In Latin America , Microsoft assisted local authorities in their pursuit of spammers promoting and selling illegally copied software. As part of its investigations of three of the cases in 2003, the Office of Judicial Intelligence of the Colombia National Police ( “DIJIN” ) concluded that the spammers gained illegal access to the e-mail address databases of magazine publishers and distributors, and used those addresses to send illegal software offers to unsuspecting consumers. This further illustrates the seriousness of the problem and its close relationship with other Internet safety issues. The partnership with the governments of Panama and Columbia resulted in four cases being filed in South America against spammers.

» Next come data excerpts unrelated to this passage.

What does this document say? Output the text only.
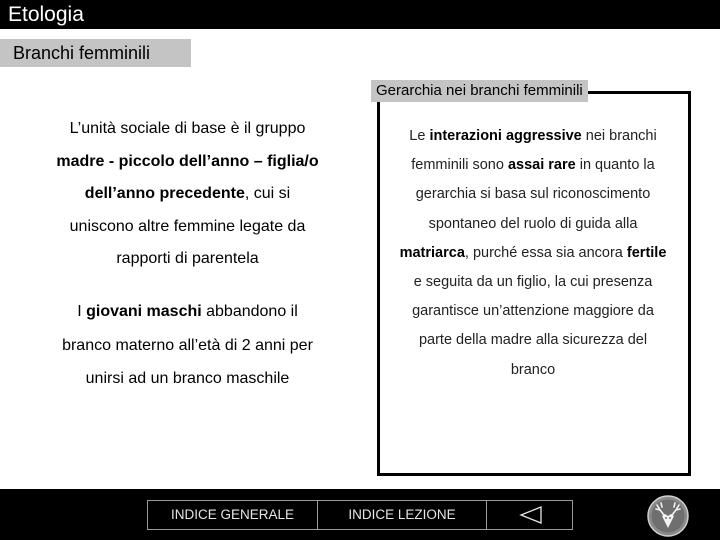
Etologia
Branchi femminili
L’unità sociale di base è il gruppo
madre - piccolo dell’anno – figlia/o
dell’anno precedente, cui si
uniscono altre femmine legate da
rapporti di parentela
I giovani maschi abbandono il
branco materno all’età di 2 anni per
unirsi ad un branco maschile
Gerarchia nei branchi femminili
Le interazioni aggressive nei branchi
femminili sono assai rare in quanto la
gerarchia si basa sul riconoscimento
spontaneo del ruolo di guida alla
matriarca, purché essa sia ancora fertile
e seguita da un figlio, la cui presenza
garantisce un’attenzione maggiore da
parte della madre alla sicurezza del
branco
INDICE GENERALE	INDICE LEZIONE
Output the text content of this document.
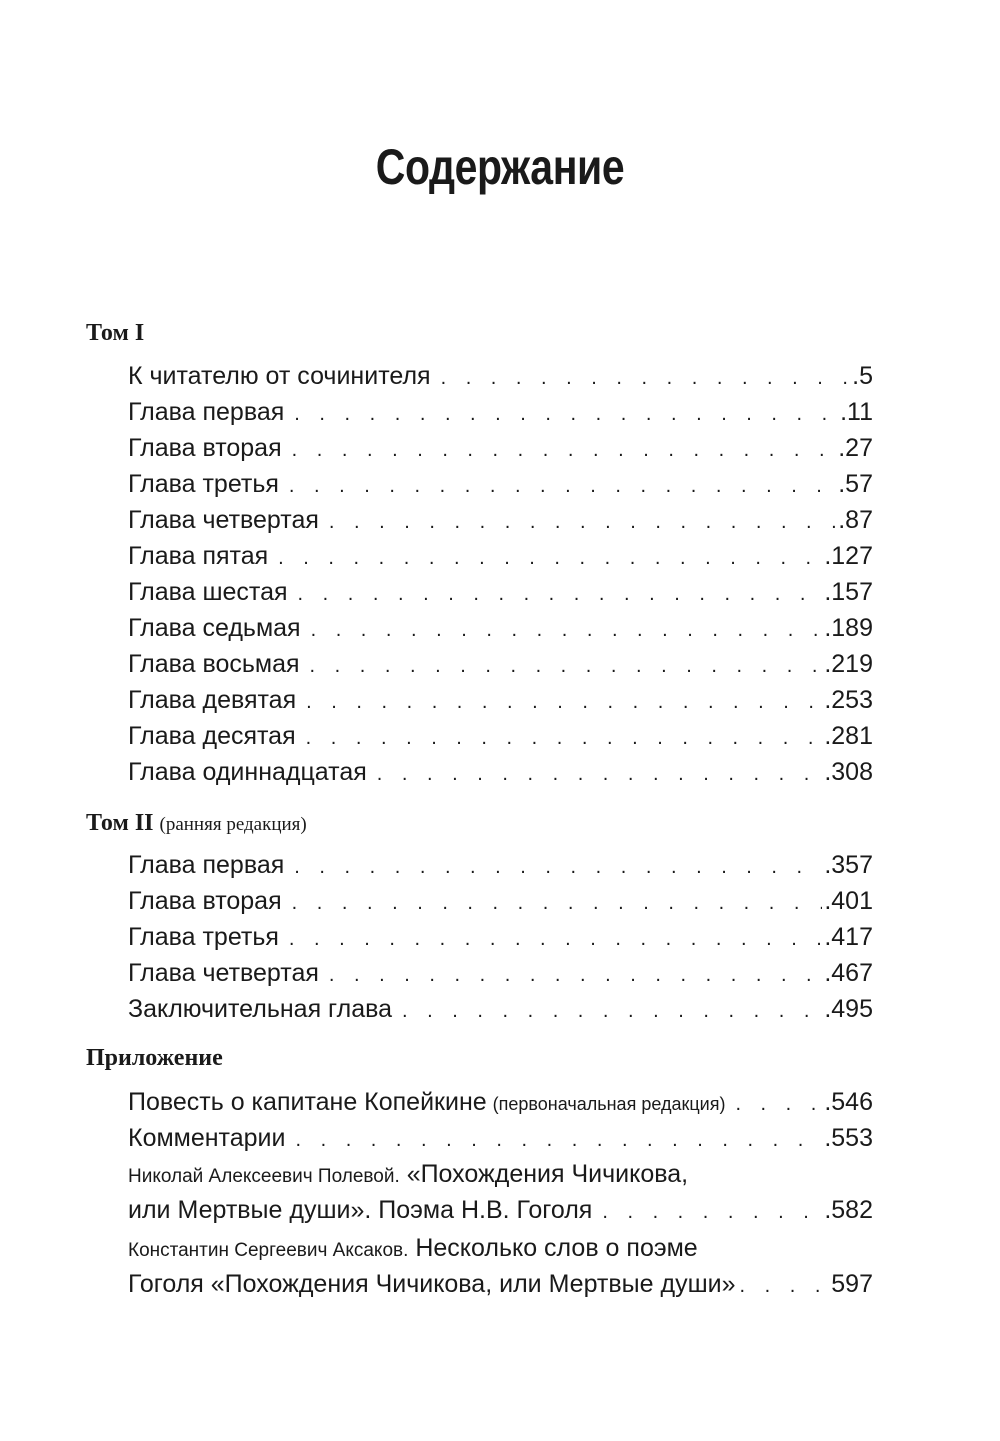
Содержание
Том I
К читателю от сочинителя . . .	.5
Глава первая . . .	.11
Глава вторая . . .	.27
Глава третья . . .	.57
Глава четвертая . . .	.87
Глава пятая . . .	.127
Глава шестая . . .	.157
Глава седьмая . . .	.189
Глава восьмая . . .	.219
Глава девятая . . .	.253
Глава десятая . . .	.281
Глава одиннадцатая . . .	.308
Том II (ранняя редакция)
Глава первая . . .	.357
Глава вторая . . .	.401
Глава третья . . .	.417
Глава четвертая . . .	.467
Заключительная глава . . .	.495
Приложение
Повесть о капитане Копейкине (первоначальная редакция) . . .	.546
Комментарии . . .	.553
Николай Алексеевич Полевой. «Похождения Чичикова,
или Мертвые души». Поэма Н.В. Гоголя . . .	.582
Константин Сергеевич Аксаков. Несколько слов о поэме
Гоголя «Похождения Чичикова, или Мертвые души» . . .	597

In Asia , Microsoft partnered separately with the Computer Crime Squad of Taiwan’s Criminal Investigation Bureau, the Korean Information Security Agency (KISA) and Japan’s Ministry of Public Management, Home Affairs, Posts and Telecommunications and the Ministry of Economics, Trade and Industry to take legal actions against spammers soliciting pornographic DVDs and directing recipients to a variety of websites advertising pornography and adult-oriented services. The partnerships immediately resulted in three enforcement actions in Taiwan, six in Korea, four in Japan, and two in Thailand — a total of 15 cases, with another eight referred to law enforcement in Thailand.

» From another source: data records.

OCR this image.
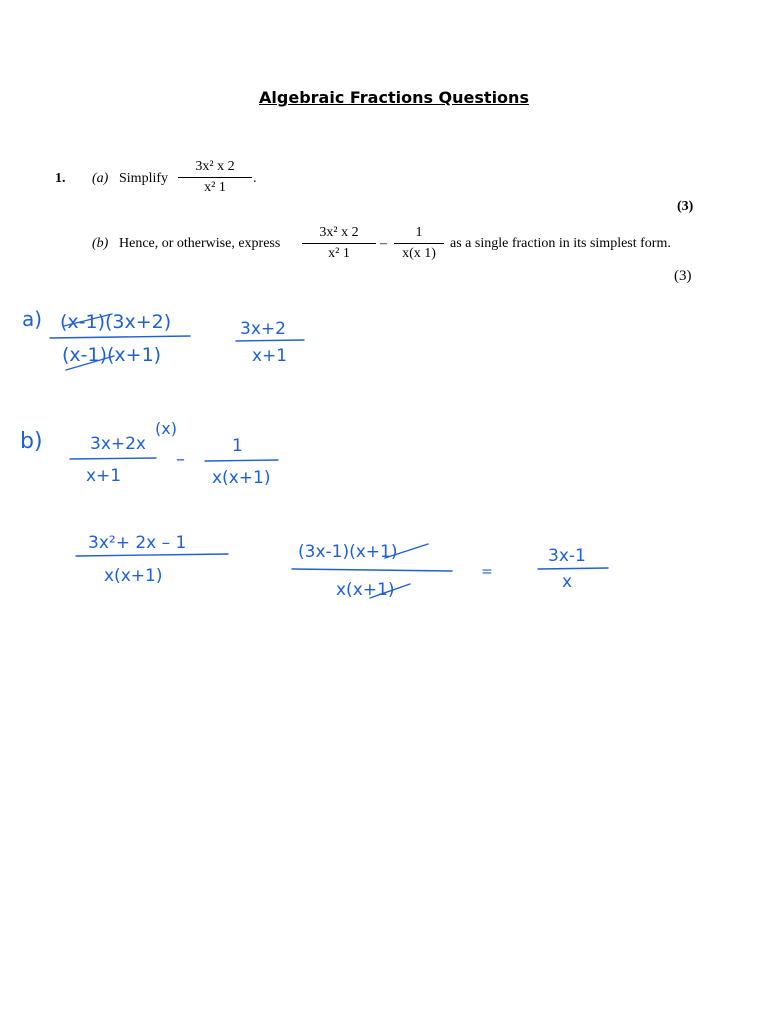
Algebraic Fractions Questions
1. (a) Simplify
3x² x 2
x² 1
.
(3)
(b) Hence, or otherwise, express
3x² x 2
x² 1
–
1
x(x 1)
as a single fraction in its simplest form.
(3)
a) (x-1)(3x+2)
(x-1)(x+1)
3x+2
x+1
b)	3x+2x
(x)
x+1
–
1
x(x+1)
3x²+ 2x – 1
x(x+1)
(3x-1)(x+1)
x(x+1)
=
3x-1
x
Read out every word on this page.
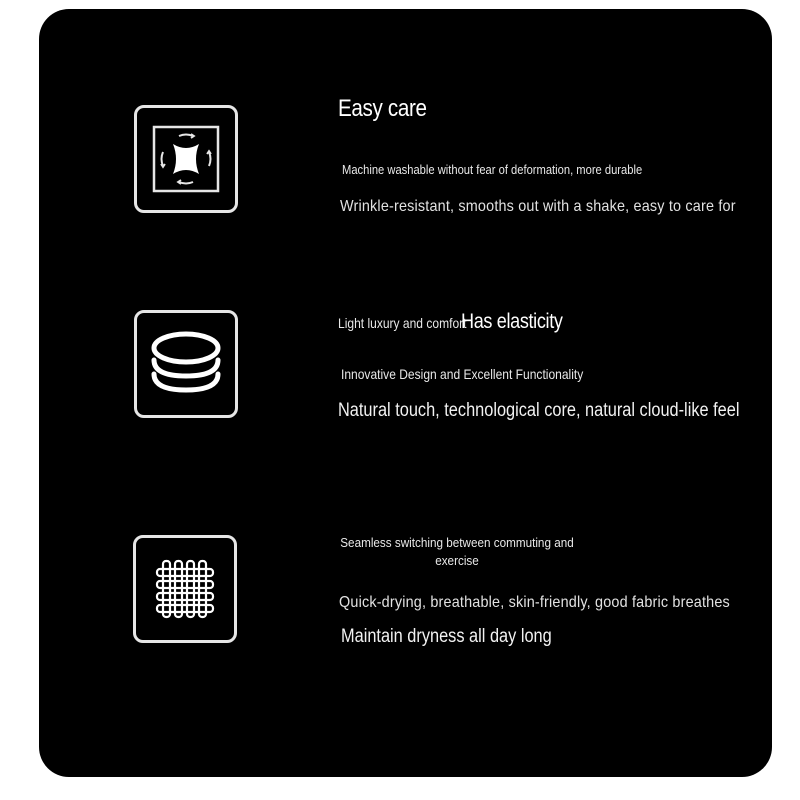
Easy care

Machine washable without fear of deformation, more durable

Wrinkle-resistant, smooths out with a shake, easy to care for

Light luxury and comfort

Has elasticity

Innovative Design and Excellent Functionality

Natural touch, technological core, natural cloud-like feel

Seamless switching between commuting and exercise

Quick-drying, breathable, skin-friendly, good fabric breathes

Maintain dryness all day long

A growing volume of spam including spam in the Chinese, Japanese, and Korean languages — originates in Asia and targets Asian consumers, and this local spam is the focus of Microsoft’s North Asia enforcement efforts. Microsoft is the first non-Asian based company to join forces with Asian governments to target spammers. Microsoft has also worked to inform government agencies and business about known hijacked IP addresses in order to keep these open proxy servers secure from spammers. In Japan, Microsoft’s MSN teamed with Yahoo! to establish an anti-spam consortium to support government agencies and drive additional enforcement action against spammers in that region.
Microsoft worked closely with the Royal Thai Police on several investigations involving pornographic spam directed at MSN Hotmail users in Thailand. In Malaysia, Microsoft responded to the government’s discussion paper on spam describing the scope and proposing ways to address the problem. In Australia, Microsoft worked with local industry and government officials to help develop and support a strong federal anti-spam law that takes effect in 2004. Microsoft has also collaborated with the Singapore government and local industry on ways to address the spam problem in Singapore.
A Multi-Pronged Approach
Enforcement is one component of a multi-pronged approach required to solve the spam problem. Microsoft’s goal in bringing legal-enforcement cases is to decrease the incentive and increase the risk for spammers around the world.
Microsoft made significant progress in other areas of the anti-spam effort in 2003. At COMDEX Las Vegas 2003 in November, Microsoft Chairman and Chief Software Architect Bill Gates unveiled SmartScreen spam-filtering technology based on machine-learning, and also announced plans to complete the deployment of the new product with a specialized version for Microsoft Exchange Server 2003. In April, Microsoft spearheaded the establishment of the Anti-Spam Technology Alliance (ASTA) with other major ISPs and industry partners to establish e-mail best practices and attack spam through a united front. In December, U.S. President George W. Bush signed into law the federal CAN-SPAM Act criminalizing many of the tactics spammers use to conceal their true identity and providing ISPs and state attorneys general with strong enforcement tools to litigate against spammers.